An Empirical Evaluation of Density-Based Clustering Techniques
Glory H. Shah1, C. K. Bhensdadia2, Amit P. Ganatra3

1Glory H. Shah, Computer Engineering at Dhramsinh Desai University, Nadiad and Assistant Professor at Charotar University of Science Technology (CHARUSAT), Education Campus, Changa, Gujarat, India.
2C. K. Bhensdadia, Professor & Head at Department of Computer Engineering, Faculty of Technology, Dharmsinh Desai University, Nadiad, Gujarat, India.
2Amit P. Ganatra, Associate Professor at Charotar University of Science Technology (CHARUSAT), Education Campus, Changa, Gujarat, India.

Manuscript received on February 15, 2012. | Revised Manuscript received on February 20, 2012. | Manuscript published on March 05, 2012. | PP: 216-223 | Volume-2 Issue-1, March 2012. | Retrieval Number: A0418022112 /2012©BEIESP
Open Access | Ethics and Policies | Cite 
© The Authors. Published By: Blue Eyes Intelligence Engineering and Sciences Publication (BEIESP). This is an open access article under the CC BY-NC-ND license (http://creativecommons.org/licenses/by-nc-nd/4.0/)

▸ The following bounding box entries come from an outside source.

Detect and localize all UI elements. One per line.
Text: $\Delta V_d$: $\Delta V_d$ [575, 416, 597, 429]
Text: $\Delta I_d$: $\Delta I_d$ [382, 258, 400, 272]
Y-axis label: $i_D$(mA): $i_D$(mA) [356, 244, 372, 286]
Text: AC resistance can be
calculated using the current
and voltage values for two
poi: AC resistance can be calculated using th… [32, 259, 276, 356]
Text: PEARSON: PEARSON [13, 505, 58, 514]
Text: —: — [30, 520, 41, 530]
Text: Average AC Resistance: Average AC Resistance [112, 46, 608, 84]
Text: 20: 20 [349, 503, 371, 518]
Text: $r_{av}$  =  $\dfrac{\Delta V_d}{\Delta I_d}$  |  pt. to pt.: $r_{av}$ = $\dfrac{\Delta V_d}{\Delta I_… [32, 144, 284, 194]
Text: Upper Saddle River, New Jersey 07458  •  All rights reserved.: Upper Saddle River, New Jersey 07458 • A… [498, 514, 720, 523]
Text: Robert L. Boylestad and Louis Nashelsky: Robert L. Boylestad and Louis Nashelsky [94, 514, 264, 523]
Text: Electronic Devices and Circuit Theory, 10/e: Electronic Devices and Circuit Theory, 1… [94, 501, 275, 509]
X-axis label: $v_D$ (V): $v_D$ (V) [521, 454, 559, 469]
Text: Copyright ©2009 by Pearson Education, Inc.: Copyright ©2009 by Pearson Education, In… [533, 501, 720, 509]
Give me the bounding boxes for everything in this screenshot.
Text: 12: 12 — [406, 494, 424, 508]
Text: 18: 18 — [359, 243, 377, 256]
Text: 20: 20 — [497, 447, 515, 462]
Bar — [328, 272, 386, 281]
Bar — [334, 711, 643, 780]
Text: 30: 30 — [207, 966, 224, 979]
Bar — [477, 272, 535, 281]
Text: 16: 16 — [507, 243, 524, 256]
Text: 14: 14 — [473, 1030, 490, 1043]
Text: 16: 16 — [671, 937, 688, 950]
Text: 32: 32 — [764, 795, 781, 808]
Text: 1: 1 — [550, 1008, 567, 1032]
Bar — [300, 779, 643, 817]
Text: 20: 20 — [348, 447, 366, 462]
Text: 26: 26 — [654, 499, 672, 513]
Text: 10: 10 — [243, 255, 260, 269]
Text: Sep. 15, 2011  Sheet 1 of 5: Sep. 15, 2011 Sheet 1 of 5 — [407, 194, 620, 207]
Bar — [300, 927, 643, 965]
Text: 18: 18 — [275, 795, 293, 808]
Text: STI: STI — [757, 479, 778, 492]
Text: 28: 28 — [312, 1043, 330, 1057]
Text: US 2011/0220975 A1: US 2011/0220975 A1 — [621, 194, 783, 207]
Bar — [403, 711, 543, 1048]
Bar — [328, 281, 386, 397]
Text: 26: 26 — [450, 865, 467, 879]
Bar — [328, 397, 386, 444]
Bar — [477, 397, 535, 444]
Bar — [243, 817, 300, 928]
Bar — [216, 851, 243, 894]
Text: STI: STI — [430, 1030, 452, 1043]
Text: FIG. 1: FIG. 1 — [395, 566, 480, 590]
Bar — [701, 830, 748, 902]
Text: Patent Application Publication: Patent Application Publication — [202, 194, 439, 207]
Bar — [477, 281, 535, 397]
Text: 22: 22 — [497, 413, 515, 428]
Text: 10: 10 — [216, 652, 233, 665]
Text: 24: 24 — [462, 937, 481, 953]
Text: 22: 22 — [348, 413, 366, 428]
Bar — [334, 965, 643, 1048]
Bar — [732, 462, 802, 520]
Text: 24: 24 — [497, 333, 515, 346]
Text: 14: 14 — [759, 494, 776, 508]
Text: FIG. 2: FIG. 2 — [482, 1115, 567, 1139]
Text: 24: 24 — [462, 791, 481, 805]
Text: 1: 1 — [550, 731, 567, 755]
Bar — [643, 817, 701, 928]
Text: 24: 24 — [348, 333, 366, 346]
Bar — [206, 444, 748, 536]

Abstract: Emergence of modern techniques for scientific data collection has resulted in large scale accumulation of data pertaining to diverse fields. Conventional database querying methods are inadequate to extract useful information from huge data banks. Cluster analysis is one of the major data analysis methods. It is the art of detecting groups of similar objects in large data sets without having specified groups by means of explicit features. The problem of detecting clusters of points is challenging when the clusters are of different size, density and shape. The development of clustering algorithms has received a lot of attention in the last few years and many new clustering algorithms have been proposed. This paper gives a survey of density based clustering algorithms. DBSCAN [15] is a base algorithm for density based clustering techniques. One of the advantages of using these techniques is that method does not require the number of clusters to be given a prior nor do they make any kind of assumption concerning the density or the variance within the clusters that may exist in the data set. It can detect the clusters of different shapes and sizes from large amount of data which contains noise and outliers. OPTICS [14] on the other hand does not produce a clustering of a data set explicitly, but instead creates an augmented ordering of the database representing its density based clustering structure. This paper shows the comparison of two density based clustering methods i.e. DBSCAN [15] & OPTICS [14] based on essential parameters such as distance type, noise ratio as well as run time of simulations performed as well as number of clusters formed needed for a good clustering algorithm. We analyze the algorithms in terms of the parameters essential for creating meaningful clusters. Both the algorithms are tested using synthetic data sets for low as well as high dimensional data sets.

Keywords: DBSCAN, OPTICS, DENCLUE, Spatial Data, Intra Cluster, Inter Cluster.